Since its inception, Floyd’s online following–and particularly its Instagram account, @floyddetroit, with a healthy following of 49,000–has been the backbone of the direct-to-consumer company’s success and ability to steadily and nimbly disrupt product development for the masses. When Instagram users began to plead with the company to offer a headboard for its popular bed frame, the startup retrofitted its own design and introduced one the following year. When users requested a small side table shortly after the launch of their round dining table, the design went from drawing table to online store in two months flat.
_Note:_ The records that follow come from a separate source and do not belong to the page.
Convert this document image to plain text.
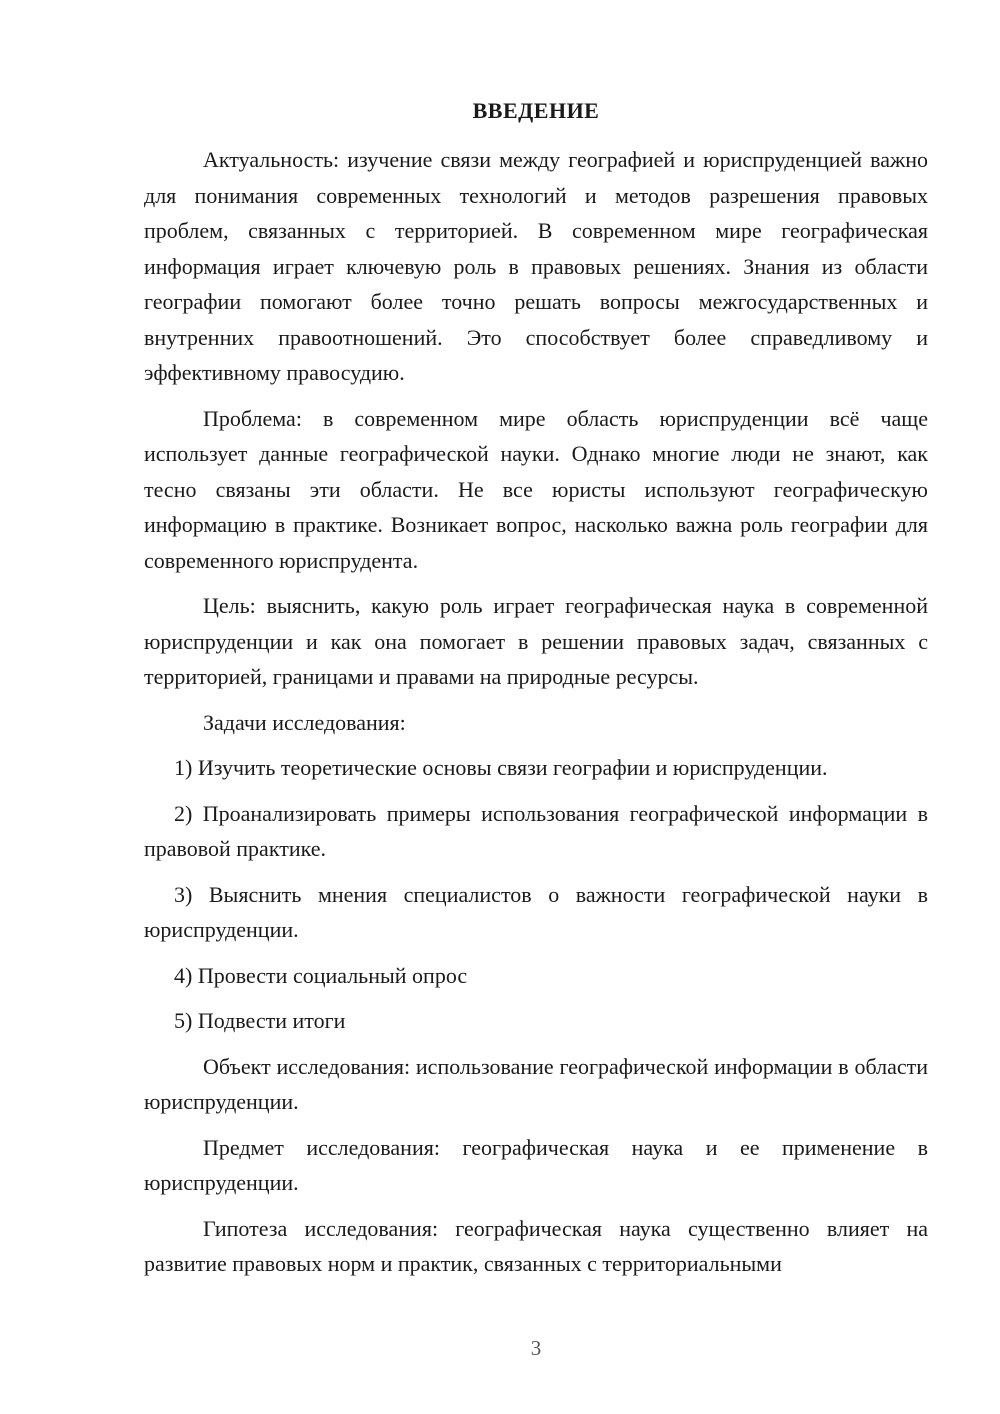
ВВЕДЕНИЕ

Актуальность: изучение связи между географией и юриспруденцией важно для понимания современных технологий и методов разрешения правовых проблем, связанных с территорией. В современном мире географическая информация играет ключевую роль в правовых решениях. Знания из области географии помогают более точно решать вопросы межгосударственных и внутренних правоотношений. Это способствует более справедливому и эффективному правосудию.

Проблема: в современном мире область юриспруденции всё чаще использует данные географической науки. Однако многие люди не знают, как тесно связаны эти области. Не все юристы используют географическую информацию в практике. Возникает вопрос, насколько важна роль географии для современного юриспрудента.

Цель: выяснить, какую роль играет географическая наука в современной юриспруденции и как она помогает в решении правовых задач, связанных с территорией, границами и правами на природные ресурсы.

Задачи исследования:

1) Изучить теоретические основы связи географии и юриспруденции.

2) Проанализировать примеры использования географической информации в правовой практике.

3) Выяснить мнения специалистов о важности географической науки в юриспруденции.

4) Провести социальный опрос

5) Подвести итоги

Объект исследования: использование географической информации в области юриспруденции.

Предмет исследования: географическая наука и ее применение в юриспруденции.

Гипотеза исследования: географическая наука существенно влияет на развитие правовых норм и практик, связанных с территориальными

3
The startup’s sofa, by contrast, has been more than two years in the making–a substantial length of time for the fast-paced startup world, and half of the company’s own lifespan to date.”It’s a much bigger R&D challenge,” says O’Dell. “There’s the hardwood, but also there’s feel, comfort, there’s textile involved. We want to be sure that if we’re going to do this, we’re going to do it right.”
Now, weeks away from shipping its first sofa units, Floyd’s Instagram is serving up demos in its Stories, boasting, for one, the stain-resistant upholstery that can easily withstand a spill from even the brightest red scoop of ice cream, with a simple swipe of a damp cloth.
Unlike its popular bed frame, however, which outsources most of its comfort quotient to the user’s choice of mattress, Floyd’s sofa will require a bigger leap of faith for online shoppers pressing buy, sight unseen. Can a sofa that looks good on screen, and promises to directly address user needs and wants, deliver and exceed in its promise of comfort and function IRL? And can it best the big players who’ve been at it for years?
It’s a risk Floyd’s founders are willing to take–and, worst-case scenario, it’s safe to assume that Floyd’s burgeoning online following will speak up to help refine the product where it fails.